Written communications pursuant to Rule 425 under the Securities Act (17 CFR 230.425)

 

Soliciting material pursuant to Rule 14a-12 under the Exchange Act (17 CFR 240.14a-12)

 

Pre-commencement communications pursuant to Rule 14d-2(b) under the Exchange Act (17 CFR 240.14d-2(b))

 

Pre-commencement communications pursuant to Rule 13e-4(c) under the Exchange Act (17 CFR 240.13e-4(c))

 

Securities registered pursuant to Section 12(b) of the Act:

 

Title of each class Trading Symbol(s)   Name of each exchange on which registered
Common Stock, $0.00001 par value per share   MEHA   The Nasdaq Stock Market

 

Indicate by check mark whether the registrant is an emerging growth company as defined in Rule 405 of the Securities Act of 1933 (§230.405 of this chapter) or Rule 12b-2 of the Securities Exchange Act of 1934 (§240.12b-2 of this chapter).

 

Emerging growth company

 

If an emerging growth company, indicate by check mark if the registrant has elected not to use the extended transition period for complying with any new or revised financial accounting standards provided pursuant to Section 13(a) of the Exchange Act.

 

 

 

 

 

Item 1.02 Termination of a Material Definitive Agreement.

 

As previously disclosed, on May 22, 2026, Functional Brands Inc. (the “Company”) entered into an Asset Purchase Agreement (the “Asset Purchase Agreement”) with BullionFX (the “Seller”), pursuant to which the Company agreed to acquire certain assets of the Seller, including its “Alchemy” gold-backed blockchain settlement platform, in exchange for 100,000 shares of the Company’s Series D Convertible Preferred Stock.

 

On June 29, 2026, the Seller elected to terminate the Asset Purchase Agreement. As a result, the Asset Purchase Agreement has been terminated effective as of June 29, 2026, and the transactions contemplated by the Asset Purchase Agreement will not be consummated.

 

The foregoing description of the Asset Purchase Agreement and its termination does not purport to be complete and is qualified in its entirety by reference to the full text of the Asset Purchase Agreement, which was filed as Exhibit 2.1 to the Company’s Current Report on Form 8-K filed on May 22, 2026.

 

1

 

 

SIGNATURES

 

Pursuant to the requirements of the Securities Exchange Act of 1934, the registrant has duly caused this report to be signed on its behalf by the undersigned hereunto duly authorized.

 

Date: June 30, 2026 FUNCTIONAL BRANDS INC.
   
  By: /s/ Eric Gripentrog
  Name: Eric Gripentrog
  Title: Chief Executive Officer

 

 

2

 

 

FAQ

What did Functional Brands Inc. (MEHA) disclose in this 8-K?

Functional Brands Inc. disclosed that BullionFX terminated their Asset Purchase Agreement effective June 29, 2026. As a result, Functional Brands will not acquire the Alchemy gold-backed blockchain settlement platform or issue the related Series D Convertible Preferred Stock.

What acquisition was Functional Brands Inc. (MEHA) planning with BullionFX?

Functional Brands planned to acquire certain BullionFX assets, including the Alchemy gold-backed blockchain settlement platform.
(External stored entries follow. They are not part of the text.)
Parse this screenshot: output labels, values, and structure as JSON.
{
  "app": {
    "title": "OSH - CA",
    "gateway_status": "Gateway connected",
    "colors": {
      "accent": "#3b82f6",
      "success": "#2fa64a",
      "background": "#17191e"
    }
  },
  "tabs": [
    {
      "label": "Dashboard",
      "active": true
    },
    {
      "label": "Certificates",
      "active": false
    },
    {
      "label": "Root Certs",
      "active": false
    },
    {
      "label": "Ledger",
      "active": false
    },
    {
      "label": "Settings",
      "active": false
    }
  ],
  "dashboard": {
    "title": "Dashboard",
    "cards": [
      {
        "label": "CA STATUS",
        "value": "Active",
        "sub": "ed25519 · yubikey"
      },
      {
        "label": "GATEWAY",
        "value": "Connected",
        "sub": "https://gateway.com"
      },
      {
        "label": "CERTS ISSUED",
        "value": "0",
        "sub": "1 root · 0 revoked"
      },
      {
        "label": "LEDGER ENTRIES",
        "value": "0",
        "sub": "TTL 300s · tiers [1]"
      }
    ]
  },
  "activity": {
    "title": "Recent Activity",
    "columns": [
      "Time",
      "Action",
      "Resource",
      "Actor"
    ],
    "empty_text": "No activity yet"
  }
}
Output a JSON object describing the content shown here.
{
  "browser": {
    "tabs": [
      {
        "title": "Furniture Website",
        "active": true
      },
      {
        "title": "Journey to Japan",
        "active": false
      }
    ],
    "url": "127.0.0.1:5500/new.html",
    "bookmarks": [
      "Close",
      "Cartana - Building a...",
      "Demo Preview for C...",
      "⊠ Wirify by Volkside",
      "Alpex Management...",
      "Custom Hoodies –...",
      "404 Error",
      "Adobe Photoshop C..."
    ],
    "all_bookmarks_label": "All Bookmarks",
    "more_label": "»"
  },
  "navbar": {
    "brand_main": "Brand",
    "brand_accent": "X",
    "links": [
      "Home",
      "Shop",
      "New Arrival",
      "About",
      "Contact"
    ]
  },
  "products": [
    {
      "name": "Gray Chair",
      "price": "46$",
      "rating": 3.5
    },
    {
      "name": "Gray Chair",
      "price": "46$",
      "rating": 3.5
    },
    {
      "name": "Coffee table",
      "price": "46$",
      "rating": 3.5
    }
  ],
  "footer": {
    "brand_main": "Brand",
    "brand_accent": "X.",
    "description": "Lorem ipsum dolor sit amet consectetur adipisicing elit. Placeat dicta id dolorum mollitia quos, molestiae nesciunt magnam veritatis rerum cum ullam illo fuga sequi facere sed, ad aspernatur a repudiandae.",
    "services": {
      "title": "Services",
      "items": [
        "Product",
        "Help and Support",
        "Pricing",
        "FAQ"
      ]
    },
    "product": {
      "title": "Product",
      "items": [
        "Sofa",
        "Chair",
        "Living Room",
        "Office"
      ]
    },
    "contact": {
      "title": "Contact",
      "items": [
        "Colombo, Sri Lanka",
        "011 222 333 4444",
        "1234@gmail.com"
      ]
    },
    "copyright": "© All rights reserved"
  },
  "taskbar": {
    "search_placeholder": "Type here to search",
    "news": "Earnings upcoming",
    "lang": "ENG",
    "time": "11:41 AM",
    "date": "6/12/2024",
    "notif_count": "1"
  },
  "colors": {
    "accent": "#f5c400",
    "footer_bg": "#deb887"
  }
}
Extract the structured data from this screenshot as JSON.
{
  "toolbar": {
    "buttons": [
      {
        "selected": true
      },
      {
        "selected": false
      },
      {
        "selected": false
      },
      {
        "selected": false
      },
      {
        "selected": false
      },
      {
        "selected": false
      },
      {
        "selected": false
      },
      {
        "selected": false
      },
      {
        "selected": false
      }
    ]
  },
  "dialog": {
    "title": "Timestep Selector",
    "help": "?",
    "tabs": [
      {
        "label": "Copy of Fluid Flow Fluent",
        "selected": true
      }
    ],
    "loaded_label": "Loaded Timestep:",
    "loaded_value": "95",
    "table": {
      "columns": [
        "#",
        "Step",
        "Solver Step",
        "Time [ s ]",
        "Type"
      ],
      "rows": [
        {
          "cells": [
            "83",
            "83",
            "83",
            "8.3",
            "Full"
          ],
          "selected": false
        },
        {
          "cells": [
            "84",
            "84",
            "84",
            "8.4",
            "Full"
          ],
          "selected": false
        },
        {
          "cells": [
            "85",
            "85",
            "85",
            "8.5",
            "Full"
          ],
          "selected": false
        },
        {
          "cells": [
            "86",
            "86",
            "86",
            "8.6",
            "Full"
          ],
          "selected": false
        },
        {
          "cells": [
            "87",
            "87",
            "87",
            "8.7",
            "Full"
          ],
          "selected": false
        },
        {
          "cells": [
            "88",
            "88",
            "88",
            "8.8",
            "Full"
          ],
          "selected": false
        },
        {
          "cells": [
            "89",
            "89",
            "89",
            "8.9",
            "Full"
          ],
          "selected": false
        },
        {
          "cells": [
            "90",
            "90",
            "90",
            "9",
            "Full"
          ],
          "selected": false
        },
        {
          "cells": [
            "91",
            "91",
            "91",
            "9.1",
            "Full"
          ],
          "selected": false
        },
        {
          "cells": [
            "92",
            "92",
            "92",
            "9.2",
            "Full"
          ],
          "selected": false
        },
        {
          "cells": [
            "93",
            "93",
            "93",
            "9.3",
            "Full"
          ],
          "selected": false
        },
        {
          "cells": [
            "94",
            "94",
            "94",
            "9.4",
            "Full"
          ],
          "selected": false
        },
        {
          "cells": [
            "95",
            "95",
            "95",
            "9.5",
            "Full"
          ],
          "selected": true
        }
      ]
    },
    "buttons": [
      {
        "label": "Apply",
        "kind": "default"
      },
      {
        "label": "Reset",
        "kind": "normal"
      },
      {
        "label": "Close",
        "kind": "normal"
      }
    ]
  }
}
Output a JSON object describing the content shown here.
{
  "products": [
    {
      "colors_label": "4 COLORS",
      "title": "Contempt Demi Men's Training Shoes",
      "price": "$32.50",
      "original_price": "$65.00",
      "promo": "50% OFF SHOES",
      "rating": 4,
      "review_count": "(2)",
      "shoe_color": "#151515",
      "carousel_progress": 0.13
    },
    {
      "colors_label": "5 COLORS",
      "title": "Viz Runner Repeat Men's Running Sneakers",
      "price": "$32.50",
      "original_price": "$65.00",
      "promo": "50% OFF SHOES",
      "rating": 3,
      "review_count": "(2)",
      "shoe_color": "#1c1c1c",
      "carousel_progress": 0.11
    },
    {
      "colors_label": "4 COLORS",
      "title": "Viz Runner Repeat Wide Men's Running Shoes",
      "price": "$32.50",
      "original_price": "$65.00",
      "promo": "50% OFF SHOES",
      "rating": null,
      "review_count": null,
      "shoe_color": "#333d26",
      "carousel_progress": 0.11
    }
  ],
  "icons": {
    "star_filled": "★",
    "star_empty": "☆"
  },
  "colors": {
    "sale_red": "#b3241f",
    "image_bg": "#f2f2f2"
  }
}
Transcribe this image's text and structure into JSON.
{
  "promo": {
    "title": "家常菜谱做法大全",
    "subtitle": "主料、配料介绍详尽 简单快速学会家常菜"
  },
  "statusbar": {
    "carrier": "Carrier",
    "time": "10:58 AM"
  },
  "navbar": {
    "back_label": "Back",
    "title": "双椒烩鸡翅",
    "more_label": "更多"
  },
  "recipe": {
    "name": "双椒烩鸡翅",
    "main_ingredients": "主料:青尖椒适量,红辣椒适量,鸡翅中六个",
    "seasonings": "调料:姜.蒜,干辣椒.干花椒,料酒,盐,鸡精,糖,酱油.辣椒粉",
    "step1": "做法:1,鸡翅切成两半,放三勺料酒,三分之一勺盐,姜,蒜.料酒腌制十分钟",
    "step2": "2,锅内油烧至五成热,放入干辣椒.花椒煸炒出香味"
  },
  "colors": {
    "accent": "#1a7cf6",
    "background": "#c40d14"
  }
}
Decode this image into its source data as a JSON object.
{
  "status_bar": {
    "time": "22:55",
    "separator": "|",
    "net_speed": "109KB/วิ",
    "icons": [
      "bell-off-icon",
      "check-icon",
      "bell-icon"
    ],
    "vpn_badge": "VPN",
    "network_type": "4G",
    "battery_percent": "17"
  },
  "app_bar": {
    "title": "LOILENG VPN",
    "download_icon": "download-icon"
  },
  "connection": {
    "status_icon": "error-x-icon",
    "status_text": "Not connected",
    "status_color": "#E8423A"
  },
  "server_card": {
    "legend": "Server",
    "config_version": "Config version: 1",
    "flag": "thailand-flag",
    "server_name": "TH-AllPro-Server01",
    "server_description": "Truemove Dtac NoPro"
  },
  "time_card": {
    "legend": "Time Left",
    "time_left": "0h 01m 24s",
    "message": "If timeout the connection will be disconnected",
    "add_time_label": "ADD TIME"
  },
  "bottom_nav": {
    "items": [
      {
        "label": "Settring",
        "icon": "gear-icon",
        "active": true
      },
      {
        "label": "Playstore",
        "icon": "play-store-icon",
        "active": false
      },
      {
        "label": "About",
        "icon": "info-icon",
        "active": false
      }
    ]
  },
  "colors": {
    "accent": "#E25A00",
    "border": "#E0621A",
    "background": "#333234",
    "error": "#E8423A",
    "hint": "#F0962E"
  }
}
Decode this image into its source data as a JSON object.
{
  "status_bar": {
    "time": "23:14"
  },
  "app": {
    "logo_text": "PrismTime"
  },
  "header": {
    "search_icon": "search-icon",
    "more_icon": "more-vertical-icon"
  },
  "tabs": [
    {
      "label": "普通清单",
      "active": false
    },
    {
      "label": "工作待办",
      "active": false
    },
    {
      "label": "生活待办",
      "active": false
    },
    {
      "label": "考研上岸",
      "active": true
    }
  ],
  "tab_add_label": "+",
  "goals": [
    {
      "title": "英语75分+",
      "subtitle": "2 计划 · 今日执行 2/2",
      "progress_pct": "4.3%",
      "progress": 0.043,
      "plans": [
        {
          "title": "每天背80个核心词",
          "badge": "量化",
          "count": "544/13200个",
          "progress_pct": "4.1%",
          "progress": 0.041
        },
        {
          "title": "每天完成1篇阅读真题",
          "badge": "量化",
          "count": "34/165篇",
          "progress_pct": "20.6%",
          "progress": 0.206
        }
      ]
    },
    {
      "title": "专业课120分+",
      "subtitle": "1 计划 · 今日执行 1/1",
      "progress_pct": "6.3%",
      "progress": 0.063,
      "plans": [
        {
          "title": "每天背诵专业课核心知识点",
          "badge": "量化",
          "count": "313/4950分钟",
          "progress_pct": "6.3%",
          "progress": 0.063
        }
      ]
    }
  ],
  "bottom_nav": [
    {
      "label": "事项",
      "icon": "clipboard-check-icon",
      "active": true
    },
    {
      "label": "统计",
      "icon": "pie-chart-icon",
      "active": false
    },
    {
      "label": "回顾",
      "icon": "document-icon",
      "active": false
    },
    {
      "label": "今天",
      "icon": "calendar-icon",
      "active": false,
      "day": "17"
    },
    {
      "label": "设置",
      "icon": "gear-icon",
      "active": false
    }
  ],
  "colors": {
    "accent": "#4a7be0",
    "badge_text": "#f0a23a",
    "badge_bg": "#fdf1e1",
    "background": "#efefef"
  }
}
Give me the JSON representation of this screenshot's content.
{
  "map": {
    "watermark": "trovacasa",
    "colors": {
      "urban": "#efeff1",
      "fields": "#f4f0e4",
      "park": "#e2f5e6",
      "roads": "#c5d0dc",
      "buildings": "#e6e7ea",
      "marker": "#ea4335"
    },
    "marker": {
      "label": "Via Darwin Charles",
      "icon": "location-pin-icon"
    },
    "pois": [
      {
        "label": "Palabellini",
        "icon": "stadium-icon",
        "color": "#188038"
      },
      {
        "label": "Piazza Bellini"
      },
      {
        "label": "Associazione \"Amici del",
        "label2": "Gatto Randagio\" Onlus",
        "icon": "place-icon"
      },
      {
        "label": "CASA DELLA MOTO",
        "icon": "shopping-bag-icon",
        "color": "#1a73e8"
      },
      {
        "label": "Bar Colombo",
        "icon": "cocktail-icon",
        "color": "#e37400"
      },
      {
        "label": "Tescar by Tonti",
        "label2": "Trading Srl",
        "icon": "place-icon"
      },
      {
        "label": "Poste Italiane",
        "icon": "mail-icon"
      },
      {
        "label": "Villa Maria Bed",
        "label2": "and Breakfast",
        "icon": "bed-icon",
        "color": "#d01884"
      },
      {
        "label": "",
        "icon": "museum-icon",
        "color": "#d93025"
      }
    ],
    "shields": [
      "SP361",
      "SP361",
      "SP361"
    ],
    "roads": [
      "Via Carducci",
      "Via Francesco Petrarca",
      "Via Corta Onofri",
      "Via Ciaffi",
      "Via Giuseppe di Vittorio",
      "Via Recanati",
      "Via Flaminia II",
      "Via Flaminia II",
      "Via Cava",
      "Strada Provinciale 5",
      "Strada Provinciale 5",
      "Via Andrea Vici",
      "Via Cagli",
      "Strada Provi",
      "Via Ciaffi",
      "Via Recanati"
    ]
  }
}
In exchange, Functional Brands had agreed to issue 100,000 shares of its Series D Convertible Preferred Stock under an Asset Purchase Agreement dated May 22, 2026.

Why will Functional Brands Inc. (MEHA) not acquire the Alchemy platform?

The Alchemy acquisition will not occur because BullionFX elected to terminate the Asset Purchase Agreement. With the agreement terminated effective June 29, 2026, none of the contemplated asset transfers or share issuances will be completed.

What consideration was Functional Brands Inc. (MEHA) going to pay for the BullionFX assets?

Functional Brands had agreed to issue 100,000 shares of its Series D Convertible Preferred Stock as consideration. These shares were to be exchanged for certain BullionFX assets, including the Alchemy gold-backed blockchain settlement platform, before BullionFX terminated the agreement.

When was the Asset Purchase Agreement between Functional Brands Inc. (MEHA) and BullionFX signed and terminated?

The Asset Purchase Agreement was entered into on May 22, 2026, between Functional Brands and BullionFX. BullionFX later elected to terminate this agreement, and the termination became effective on June 29, 2026, stopping the planned transaction.